= Adam Shoemaker (priest) =

Adam J. Shoemaker, born Adam Haggagi, is an Egyptian American Episcopal clergyman and bishop-elect of the Episcopal Diocese of Long Island.

==Family and education==
Shoemaker was born Adam Haggagi in Manhattan to a Muslim father and Jewish mother; after his parents divorced, his mother married a man whose last name (Shoemaker) he assumed, while his father returned to Egypt, where he remarried and had six more children. He was raised in Huntington, New York, and attended churches in Huntington and in Northport. He was educated at Saint Anthony High School in South Huntington, graduating in 1997. He then studied at Boston University, Harvard Divinity School and General Theological Seminary, and earned a Doctor of Ministry degree from Duke Divinity School, focusing on the effects of gentrification on congregations.

==Career==
In 2005 and 2006 Shoemaker served as a missionary in the Diocese of Rio de Janeiro in the Anglican Episcopal Church of Brazil, where his work included teaching English at Christ the King church in the City of God favela. After returning to the United States, he was ordained as a deacon in 2007 and a priest in 2008. From 2007 to 2011 he was the assistant rector at Christ Church in Andover, Massachusetts, before becoming rector of the Church of the Holy Comforter in Burlington, North Carolina. Since 2017 he has served as rector of St. Stephen's church in Charleston, South Carolina.
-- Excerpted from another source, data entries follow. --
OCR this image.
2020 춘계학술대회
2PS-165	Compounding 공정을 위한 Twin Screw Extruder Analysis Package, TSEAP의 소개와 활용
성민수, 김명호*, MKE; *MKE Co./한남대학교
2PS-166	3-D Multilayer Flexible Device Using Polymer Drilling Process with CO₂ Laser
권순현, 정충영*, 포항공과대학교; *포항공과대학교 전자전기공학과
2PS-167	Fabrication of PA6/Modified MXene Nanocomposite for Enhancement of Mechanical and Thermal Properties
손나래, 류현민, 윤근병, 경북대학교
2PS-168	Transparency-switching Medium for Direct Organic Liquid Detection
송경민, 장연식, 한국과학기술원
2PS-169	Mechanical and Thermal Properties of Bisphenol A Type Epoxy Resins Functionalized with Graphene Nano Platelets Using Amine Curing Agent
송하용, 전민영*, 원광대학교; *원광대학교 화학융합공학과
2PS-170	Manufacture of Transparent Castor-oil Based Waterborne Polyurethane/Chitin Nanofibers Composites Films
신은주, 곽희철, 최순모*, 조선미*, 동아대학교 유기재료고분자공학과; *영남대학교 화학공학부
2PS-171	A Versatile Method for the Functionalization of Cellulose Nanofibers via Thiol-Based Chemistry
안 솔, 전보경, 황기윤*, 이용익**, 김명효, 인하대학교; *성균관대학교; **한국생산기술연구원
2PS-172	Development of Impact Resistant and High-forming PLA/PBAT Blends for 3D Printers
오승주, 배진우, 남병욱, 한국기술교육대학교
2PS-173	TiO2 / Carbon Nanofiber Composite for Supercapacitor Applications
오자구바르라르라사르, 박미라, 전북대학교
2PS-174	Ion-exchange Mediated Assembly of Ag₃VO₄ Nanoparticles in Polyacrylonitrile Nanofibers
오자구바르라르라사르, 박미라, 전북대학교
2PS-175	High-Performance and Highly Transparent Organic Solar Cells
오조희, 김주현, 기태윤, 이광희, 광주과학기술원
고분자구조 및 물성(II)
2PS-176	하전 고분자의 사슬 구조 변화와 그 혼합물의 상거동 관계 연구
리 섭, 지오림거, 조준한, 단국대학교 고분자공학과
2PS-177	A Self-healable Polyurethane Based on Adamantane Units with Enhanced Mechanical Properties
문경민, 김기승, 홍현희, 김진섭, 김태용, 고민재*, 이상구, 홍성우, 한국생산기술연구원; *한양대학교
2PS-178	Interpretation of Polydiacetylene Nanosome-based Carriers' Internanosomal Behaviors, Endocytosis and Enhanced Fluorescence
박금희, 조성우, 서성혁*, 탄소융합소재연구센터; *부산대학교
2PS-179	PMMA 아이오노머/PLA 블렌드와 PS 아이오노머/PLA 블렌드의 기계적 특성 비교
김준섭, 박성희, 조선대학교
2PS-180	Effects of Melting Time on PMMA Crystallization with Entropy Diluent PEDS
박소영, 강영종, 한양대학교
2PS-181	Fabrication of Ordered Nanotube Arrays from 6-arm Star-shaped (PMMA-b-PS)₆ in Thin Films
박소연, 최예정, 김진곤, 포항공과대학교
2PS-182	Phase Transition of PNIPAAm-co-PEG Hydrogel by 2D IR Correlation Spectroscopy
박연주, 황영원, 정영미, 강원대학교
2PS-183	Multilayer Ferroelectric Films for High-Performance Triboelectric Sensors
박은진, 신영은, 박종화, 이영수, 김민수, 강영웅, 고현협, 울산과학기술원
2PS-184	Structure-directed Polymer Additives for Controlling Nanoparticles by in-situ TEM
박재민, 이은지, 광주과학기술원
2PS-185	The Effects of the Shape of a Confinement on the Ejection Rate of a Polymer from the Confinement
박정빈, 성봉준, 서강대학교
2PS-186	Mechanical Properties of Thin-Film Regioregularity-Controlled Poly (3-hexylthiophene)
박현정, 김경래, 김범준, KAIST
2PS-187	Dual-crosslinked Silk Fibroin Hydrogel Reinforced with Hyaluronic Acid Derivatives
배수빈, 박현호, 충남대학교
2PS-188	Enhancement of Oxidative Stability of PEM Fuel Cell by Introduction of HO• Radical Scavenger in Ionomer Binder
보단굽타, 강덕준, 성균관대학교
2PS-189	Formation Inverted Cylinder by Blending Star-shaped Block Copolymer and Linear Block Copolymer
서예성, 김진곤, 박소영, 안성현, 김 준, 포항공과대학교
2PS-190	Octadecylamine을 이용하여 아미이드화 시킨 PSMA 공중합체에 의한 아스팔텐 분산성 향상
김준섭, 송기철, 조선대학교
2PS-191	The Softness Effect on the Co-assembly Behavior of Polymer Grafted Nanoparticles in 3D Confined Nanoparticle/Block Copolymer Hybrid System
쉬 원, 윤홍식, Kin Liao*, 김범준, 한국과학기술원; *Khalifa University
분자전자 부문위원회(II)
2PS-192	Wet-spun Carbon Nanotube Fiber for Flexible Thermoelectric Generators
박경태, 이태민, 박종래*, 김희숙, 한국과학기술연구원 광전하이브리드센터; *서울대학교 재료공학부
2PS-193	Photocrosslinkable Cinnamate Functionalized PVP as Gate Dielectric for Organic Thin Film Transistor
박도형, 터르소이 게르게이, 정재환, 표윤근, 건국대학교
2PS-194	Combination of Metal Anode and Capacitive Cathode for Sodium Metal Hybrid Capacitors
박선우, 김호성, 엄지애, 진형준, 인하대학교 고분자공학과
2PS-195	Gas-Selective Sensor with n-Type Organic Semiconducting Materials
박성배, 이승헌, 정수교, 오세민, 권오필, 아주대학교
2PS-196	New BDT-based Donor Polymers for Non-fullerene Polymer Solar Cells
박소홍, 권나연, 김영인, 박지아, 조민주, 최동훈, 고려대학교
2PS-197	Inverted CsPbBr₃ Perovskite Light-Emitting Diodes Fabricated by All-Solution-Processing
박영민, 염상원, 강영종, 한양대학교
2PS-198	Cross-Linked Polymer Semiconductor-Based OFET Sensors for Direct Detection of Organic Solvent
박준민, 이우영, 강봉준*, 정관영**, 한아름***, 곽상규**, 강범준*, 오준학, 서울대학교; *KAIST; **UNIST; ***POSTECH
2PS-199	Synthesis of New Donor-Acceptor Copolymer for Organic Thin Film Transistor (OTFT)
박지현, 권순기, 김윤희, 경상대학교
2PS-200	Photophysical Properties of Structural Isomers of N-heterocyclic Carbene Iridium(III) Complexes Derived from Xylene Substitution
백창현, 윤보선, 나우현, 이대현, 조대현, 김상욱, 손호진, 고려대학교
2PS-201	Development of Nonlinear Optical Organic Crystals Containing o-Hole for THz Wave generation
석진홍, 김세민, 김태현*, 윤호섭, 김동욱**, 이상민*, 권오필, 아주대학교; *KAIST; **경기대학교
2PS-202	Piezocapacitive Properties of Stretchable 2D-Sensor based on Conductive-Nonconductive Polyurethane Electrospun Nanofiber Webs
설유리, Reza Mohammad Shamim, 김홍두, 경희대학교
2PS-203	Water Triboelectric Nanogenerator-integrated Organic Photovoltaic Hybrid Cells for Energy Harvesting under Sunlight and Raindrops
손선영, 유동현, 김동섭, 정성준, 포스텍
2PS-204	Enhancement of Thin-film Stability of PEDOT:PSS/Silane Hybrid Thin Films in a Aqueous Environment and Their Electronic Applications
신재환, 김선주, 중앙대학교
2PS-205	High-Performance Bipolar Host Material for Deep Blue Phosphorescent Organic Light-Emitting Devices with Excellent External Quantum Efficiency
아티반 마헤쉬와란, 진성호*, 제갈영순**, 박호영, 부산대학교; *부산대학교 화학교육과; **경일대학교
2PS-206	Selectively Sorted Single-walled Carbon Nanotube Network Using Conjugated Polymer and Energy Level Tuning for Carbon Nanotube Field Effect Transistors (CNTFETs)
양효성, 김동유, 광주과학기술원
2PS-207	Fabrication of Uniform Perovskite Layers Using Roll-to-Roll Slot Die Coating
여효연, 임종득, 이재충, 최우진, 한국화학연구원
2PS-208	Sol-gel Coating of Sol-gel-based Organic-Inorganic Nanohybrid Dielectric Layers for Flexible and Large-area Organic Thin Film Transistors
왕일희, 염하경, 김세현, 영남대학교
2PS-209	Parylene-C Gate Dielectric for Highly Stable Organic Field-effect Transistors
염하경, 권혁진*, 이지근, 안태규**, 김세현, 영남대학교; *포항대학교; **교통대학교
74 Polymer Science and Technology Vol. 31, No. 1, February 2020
On April 18, 2026, Shoemaker was elected to serve as the ninth Bishop of Long Island, succeeding Lawrence C. Provenzano. His consecration will take place at the Tilles Center in Brookville, New York, on September 19.

==Personal life==
Shoemaker is married to the Rev. Courtney Davis-Shoemaker, currently rector of St. Peter's church in Charleston, whom he met at General Theological Seminary. They have three children.

In addition to English, Shoemaker speaks Portuguese and is conversant in Arabic and Spanish.